C’est en suivant les cours de Manuel Àlvarez Bravo, puis en devenant son assistante qu’elle pousse les murs, sort du Mexico de ses débuts en photo pour aller au-devant du monde très marginalisé et tragique des indigènes dont la situation la fascine autant qu’elle l’émeuve.
Le décès, à 6 ans, de sa fille Claudia est un déclic. Elle quitte son mari avec lequel elle s’était mariée à 20 ans et part à la rencontre des enfants, les « angelitos », c’est ainsi que l’on nomme ces enfants mexicains décédés prématurément qui vont, selon la croyance populaire, « droit au ciel », car ils sont morts avant de pécher. Elle découvre alors un autre monde, celui des communautés, souvent méconnues, qui peuplent son pays.
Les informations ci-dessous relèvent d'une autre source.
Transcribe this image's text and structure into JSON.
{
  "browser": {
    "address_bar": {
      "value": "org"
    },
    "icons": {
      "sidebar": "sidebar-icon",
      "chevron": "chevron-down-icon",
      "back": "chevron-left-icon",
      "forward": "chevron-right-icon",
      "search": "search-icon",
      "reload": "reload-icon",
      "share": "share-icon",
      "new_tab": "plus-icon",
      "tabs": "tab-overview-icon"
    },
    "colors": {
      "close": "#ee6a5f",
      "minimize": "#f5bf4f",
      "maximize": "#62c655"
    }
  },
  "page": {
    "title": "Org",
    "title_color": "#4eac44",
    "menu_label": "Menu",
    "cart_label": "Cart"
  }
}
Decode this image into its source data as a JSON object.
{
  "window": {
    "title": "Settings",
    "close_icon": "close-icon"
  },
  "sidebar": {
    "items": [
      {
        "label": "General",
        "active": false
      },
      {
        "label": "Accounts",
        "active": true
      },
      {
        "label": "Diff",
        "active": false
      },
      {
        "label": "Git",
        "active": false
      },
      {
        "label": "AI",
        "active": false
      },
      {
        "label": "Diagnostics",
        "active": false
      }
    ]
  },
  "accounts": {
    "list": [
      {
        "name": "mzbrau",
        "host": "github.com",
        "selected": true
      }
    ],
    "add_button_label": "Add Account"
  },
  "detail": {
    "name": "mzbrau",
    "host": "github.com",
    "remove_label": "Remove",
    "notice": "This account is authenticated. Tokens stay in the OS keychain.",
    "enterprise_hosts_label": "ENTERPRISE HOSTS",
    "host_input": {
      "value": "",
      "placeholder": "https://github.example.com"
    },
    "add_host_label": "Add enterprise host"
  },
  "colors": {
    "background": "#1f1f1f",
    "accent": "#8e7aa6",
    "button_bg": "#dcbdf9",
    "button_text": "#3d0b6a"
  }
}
Dès lors, elle va documenter son pays dans ce qu’il a de plus vernaculaire. Nombreux voyages dans des villages mexicains reculés : Ocumichu, Espinazo, San Agustín Etla, Cuetzalan, etc. partage la vie du peuple Seri du désert de Sonora, au nord du Mexique, à la frontière avec l’Arizona. Plongeant au plus près de leur vie « Avec les Indiens Seris du désert de Sonora, la plupart de mes travaux étaient des portraits car leur vie quotidienne est très réduite. Les hommes vont à la pêche, ils font des sculptures ; les femmes ramassent des coquillages et confectionnent des colliers, leur vie est très austère. »
Desierto de Sonora, México, 1979 © Graciela Iturbide
Carnaval, Tlaxcala, México, 1974 © Graciela Iturbide
En 1996, elle est invitée par l’artiste Francisco Toledo à photographier les habitants de Juchitán, dans la région de Oaxaca, dont il est originaire. Il la sollicite car il souhaite réaliser une exposition sur cette communauté zapotèque. Elle s’y rend fréquemment pendant dix ans et, à son habitude, pour mieux s’imprégner de leur vie, leur quotidien, leur culture, et de partager leur vie au plus près. Se fondre dans le paysage.
« La photographie n’est pas la vérité »
Elle dit d’avoir appris de Manuel Àlvarez Bravo de ne pas bouleverser un moment pour une bonne photo : « Dans de nombreux endroits, je voyais qu’il y avait une photographie intéressante à faire mais je ne la prenais pas car je préférais continuer à parler avec ces femmes. Cela dépendait de ce qui était le plus important à ce moment-là. J’ai peut-être manqué quelques bonnes photos, mais c’était tellement essentiel d’être vraiment avec la femme qui était à côté de moi… Je ne me souviens pas des images que j’ai pu sacrifier, mais je me souviens parfaitement des situations que j’ai laissées passer »
Et à ceux qui voudrait, comme souvent, avancer que la photo c’est simplement la réalité, son analyse rejoint avec lucidité celle d’autres de ses pairs. « La photographie n’est pas la vérité. Le photographe interprète la réalité, il construit sa propre réalité en fonction de ses connaissances et de ses émotions. C’est parfois compliqué car c’est un phénomène légèrement schizophrène. Sans l’appareil, vous voyez le monde d’une façon, et avec, d’une autre ; à travers cette petite fenêtre, vous composez, vous rêvez la réalité ».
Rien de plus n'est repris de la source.